Preschool / Early Intervention

Issue:           

Preschools that serve children with developmental disabilities are paid significantly less than it costs to operate them; the state reimburses these programs at 94 percent of allowable cost and even less of actual cost. Chapters of The Arc New York can no longer subsidize preschool programs without endangering other OPWDD related programs.

In addition, due to the teacher compensation gap between special education schools and public schools, we also continue to have extraordinary teacher recruitment and retention challenges.

Preschools need appropriate growth factors and tuition rate increases along with other fiscal support to bring reimbursement more closely in line with the cost of operations.
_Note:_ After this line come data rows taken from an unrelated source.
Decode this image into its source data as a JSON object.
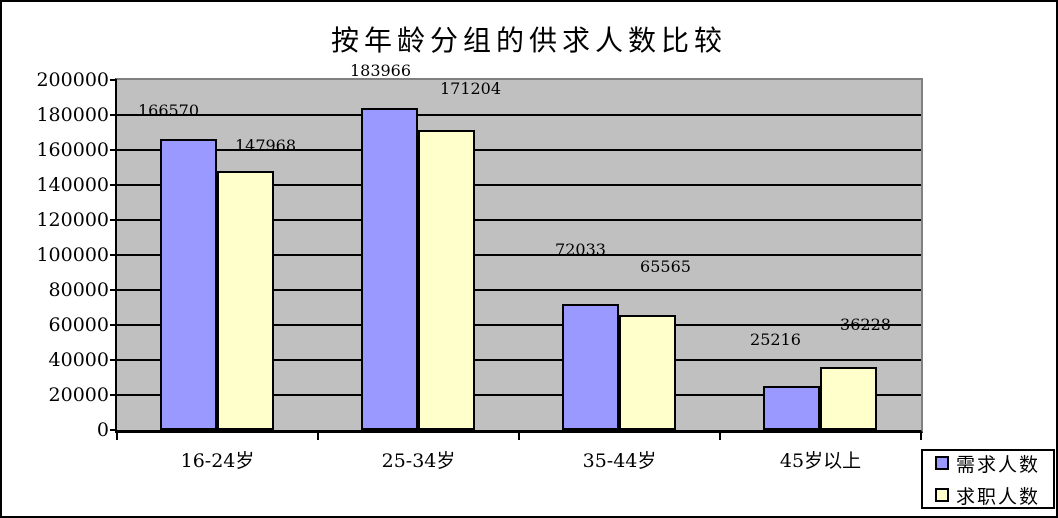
{
  "chart_data": {
    "type": "bar",
    "title": "按年龄分组的供求人数比较",
    "categories": [
      "16-24岁",
      "25-34岁",
      "35-44岁",
      "45岁以上"
    ],
    "series": [
      {
        "name": "需求人数",
        "color": "#9999ff",
        "values": [
          166570,
          183966,
          72033,
          25216
        ]
      },
      {
        "name": "求职人数",
        "color": "#ffffcc",
        "values": [
          147968,
          171204,
          65565,
          36228
        ]
      }
    ],
    "data_labels_shown": true,
    "xlabel": "",
    "ylabel": "",
    "ylim": [
      0,
      200000
    ],
    "y_tick_interval": 20000,
    "y_ticks": [
      0,
      20000,
      40000,
      60000,
      80000,
      100000,
      120000,
      140000,
      160000,
      180000,
      200000
    ],
    "grid": "horizontal",
    "gridline_color": "#000000",
    "plot_bg": "#c0c0c0",
    "legend_position": "bottom-right"
  }
}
Research shows that investing in preschool programs has a significant return on investment.

Position:     

We advocate for the following to support and sustain preschool and early intervention opportunities for children with intellectual and developmental disabilities:

  • provide a 4% tuition increase for special education schools in 2018-19 school year;
  • include statutory index for annual tuition increases for 4410 preschools and 853 special education schools, and establish a reserve fund to maintain fiscal viability;
  • provide $18 million for special education schools to narrow the teacher compensation gap; 
  • set aside Universal Pre-school (UPK) seats to ensure classroom integration with 4410 special education preschools; and
  • provide a 4% Early Intervention rate increase to address 20+ years of flat/decreasing rates.